Another participant felt a strong sense of community provided emotional support during mental health challenges. Engaging in conversations and haredi support groups gave her hope when she saw other women dealing with bipolar disorder and other issues. “When I see them having children and leading a normal life it just gives me, you know, hope that one day I could also do that.”

Interestingly, many participants never considered mental illness as a possible explanation for their psychosocial issues and made comments reflecting self-stigma: “I wouldn’t blame myself if I broke my toe, or if someone has diabetes, you couldn’t do anything about it. But somehow depression is like, ‘snap out of it’.”

Rohr stressed the duality of the term “sheltered” when describing women experiencing mental health issues: they were protected from the outside world and/or supported, while excluded from mental health resources and general knowledge. The subjects themselves remarked on this literacy deficit in their communities compared to non-haredi populations, citing limited media exposure as a barrier to discussion.
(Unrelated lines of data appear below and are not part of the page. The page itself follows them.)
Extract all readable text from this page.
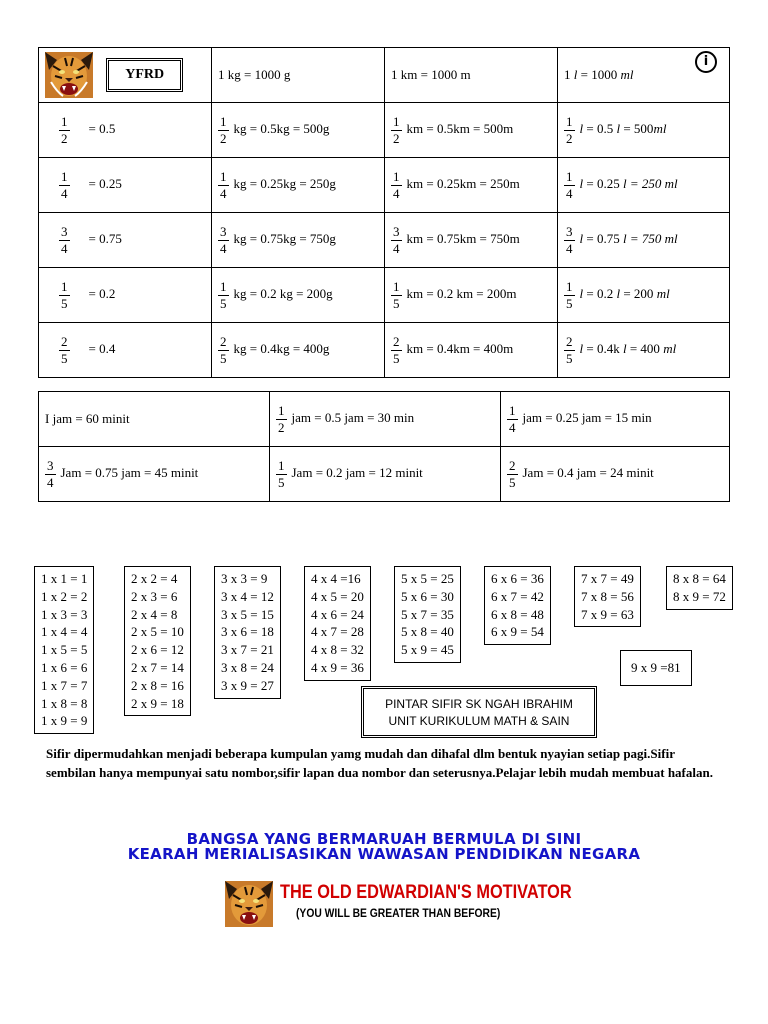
YFRD	1 kg = 1000 g	1 km = 1000 m	1 l = 1000 ml
i

$\frac{1}{2} = 0.5$	$\frac{1}{2}$ kg = 0.5kg = 500g	$\frac{1}{2}$ km = 0.5km = 500m	$\frac{1}{2}$ l = 0.5 l = 500ml

$\frac{1}{4} = 0.25$	$\frac{1}{4}$ kg = 0.25kg = 250g	$\frac{1}{4}$ km = 0.25km = 250m	$\frac{1}{4}$ l = 0.25 l = 250 ml

$\frac{3}{4} = 0.75$	$\frac{3}{4}$ kg = 0.75kg = 750g	$\frac{3}{4}$ km = 0.75km = 750m	$\frac{3}{4}$ l = 0.75 l = 750 ml

$\frac{1}{5} = 0.2$	$\frac{1}{5}$ kg = 0.2 kg = 200g	$\frac{1}{5}$ km = 0.2 km = 200m	$\frac{1}{5}$ l = 0.2 l = 200 ml

$\frac{2}{5} = 0.4$	$\frac{2}{5}$ kg = 0.4kg = 400g	$\frac{2}{5}$ km = 0.4km = 400m	$\frac{2}{5}$ l = 0.4k l = 400 ml
I jam = 60 minit	$\frac{1}{2}$ jam = 0.5 jam = 30 min	$\frac{1}{4}$ jam = 0.25 jam = 15 min

$\frac{3}{4}$ Jam = 0.75 jam = 45 minit	$\frac{1}{5}$ Jam = 0.2 jam = 12 minit	$\frac{2}{5}$ Jam = 0.4 jam = 24 minit
1 x 1 = 1
1 x 2 = 2
1 x 3 = 3
1 x 4 = 4
1 x 5 = 5
1 x 6 = 6
1 x 7 = 7
1 x 8 = 8
1 x 9 = 9
2 x 2 = 4
2 x 3 = 6
2 x 4 = 8
2 x 5 = 10
2 x 6 = 12
2 x 7 = 14
2 x 8 = 16
2 x 9 = 18
3 x 3 = 9
3 x 4 = 12
3 x 5 = 15
3 x 6 = 18
3 x 7 = 21
3 x 8 = 24
3 x 9 = 27
4 x 4 =16
4 x 5 = 20
4 x 6 = 24
4 x 7 = 28
4 x 8 = 32
4 x 9 = 36
5 x 5 = 25
5 x 6 = 30
5 x 7 = 35
5 x 8 = 40
5 x 9 = 45
6 x 6 = 36
6 x 7 = 42
6 x 8 = 48
6 x 9 = 54
7 x 7 = 49
7 x 8 = 56
7 x 9 = 63
8 x 8 = 64
8 x 9 = 72
9 x 9 =81
PINTAR SIFIR SK NGAH IBRAHIM
UNIT KURIKULUM MATH & SAIN
Sifir dipermudahkan menjadi beberapa kumpulan yamg mudah dan dihafal dlm bentuk nyayian setiap pagi.Sifir sembilan hanya mempunyai satu nombor,sifir lapan dua nombor dan seterusnya.Pelajar lebih mudah membuat hafalan.
BANGSA YANG BERMARUAH BERMULA DI SINI
KEARAH MERIALISASIKAN WAWASAN PENDIDIKAN NEGARA
THE OLD EDWARDIAN'S MOTIVATOR
(YOU WILL BE GREATER THAN BEFORE)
One woman who did not wish to reveal her name told The CJN, “We know out there (in non-Jewish communities) they watch TV and talk about depression and sickness on the news, and even children’s shows. It’s all over the internet, but we don’t see it. And I personally wouldn’t care for it because it comes with other stuff that confuses people.”

Rohr told The CJN there’s “no indication” that lack of French-language proficiency in Quebec was among cultural hurdles faced by haredim in accessing resources, and that a more immediate barrier was a lack of mass media exposure, simply owing to “they don’t have smartphones, and only use flip phones.”
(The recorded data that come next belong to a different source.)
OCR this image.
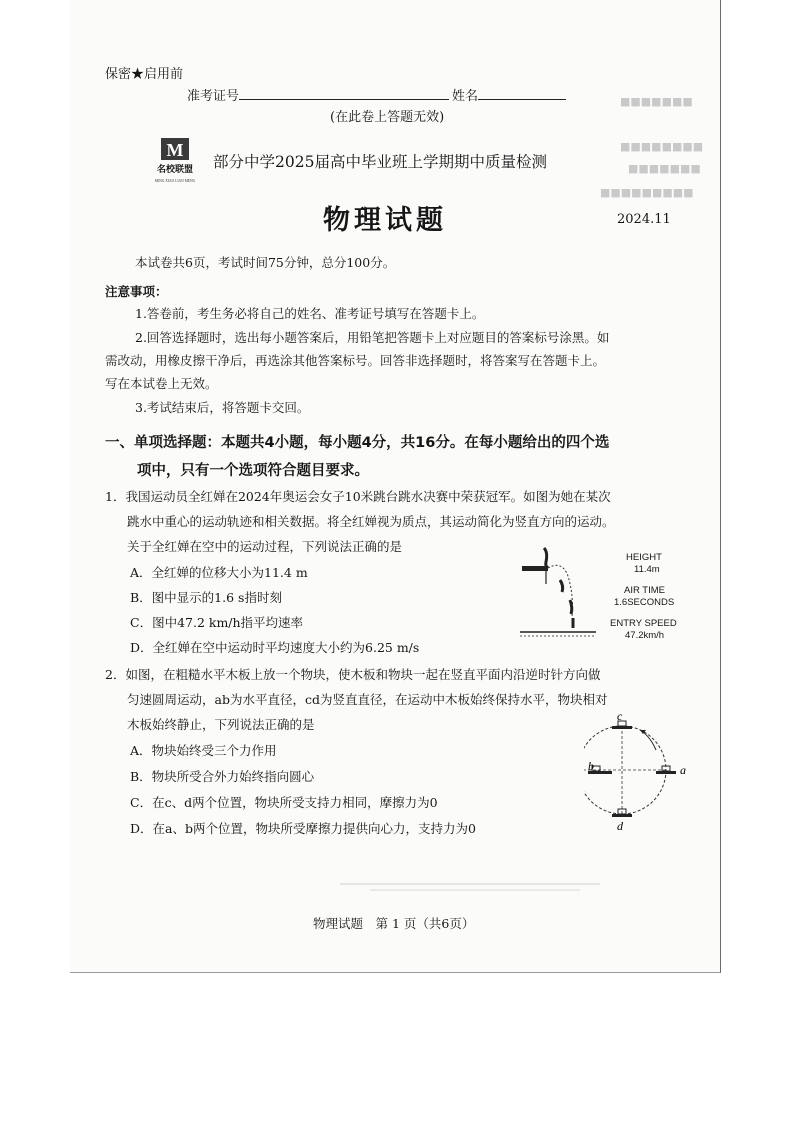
■■■■■■■
■■■■■■■■
■■■■■■■
■■■■■■■■■
保密★启用前
准考证号	姓名
(在此卷上答题无效)
M
名校联盟
MING XIAO LIAN MENG
部分中学2025届高中毕业班上学期期中质量检测
物理试题	2024.11
本试卷共6页，考试时间75分钟，总分100分。
注意事项：
1.答卷前，考生务必将自己的姓名、准考证号填写在答题卡上。
2.回答选择题时，选出每小题答案后，用铅笔把答题卡上对应题目的答案标号涂黑。如
需改动，用橡皮擦干净后，再选涂其他答案标号。回答非选择题时，将答案写在答题卡上。
写在本试卷上无效。
3.考试结束后，将答题卡交回。
一、单项选择题：本题共4小题，每小题4分，共16分。在每小题给出的四个选
项中，只有一个选项符合题目要求。
1．我国运动员全红婵在2024年奥运会女子10米跳台跳水决赛中荣获冠军。如图为她在某次
跳水中重心的运动轨迹和相关数据。将全红婵视为质点，其运动简化为竖直方向的运动。
关于全红婵在空中的运动过程，下列说法正确的是
A．全红婵的位移大小为11.4 m
B．图中显示的1.6 s指时刻
C．图中47.2 km/h指平均速率
D．全红婵在空中运动时平均速度大小约为6.25 m/s
HEIGHT
11.4m
AIR TIME
1.6SECONDS
ENTRY SPEED
47.2km/h
2．如图，在粗糙水平木板上放一个物块，使木板和物块一起在竖直平面内沿逆时针方向做
匀速圆周运动，ab为水平直径，cd为竖直直径，在运动中木板始终保持水平，物块相对
木板始终静止，下列说法正确的是
A．物块始终受三个力作用
B．物块所受合外力始终指向圆心
C．在c、d两个位置，物块所受支持力相同，摩擦力为0
D．在a、b两个位置，物块所受摩擦力提供向心力，支持力为0
a
b
c
d
物理试题　第 1 页（共6页）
However, awareness is increasing, she says, as community leaders and media begin to address mental health, “for example through occasional radio programs,” and incorporating it into resources alongside the mitzvah to visit and help the sick.

Rohr adds older studies reveal a mistrust of mental health services, “but newer research suggests a paradigm shift with changes in a positive direction,” noting participants were typically “pro-psychiatry” and spoke positively about conventional mental health services.

Given the emerging themes, Whitley says targeted educational interventions could address those two marked barriers of stigma and mental health literacy. “That could include approaches like contact-based sessions where locals share recovery stories in community spaces, like in schools and synagogues, alongside respected figures such as rabbis and clinicians.”

The anticipated stigma included fears of losing one’s anonymity, then ostracization and gossip, despite religious interdictions against lashon hora (negative or harmful speech). With a perceived culture of silence, few role models come out, said one respondent, “saying ‘this happened to me, and you know, it’s okay’.” The woman who spoke to The CJN said that’s exactly what she needs.

“I could go and have a listen. I can learn and choose not to talk.”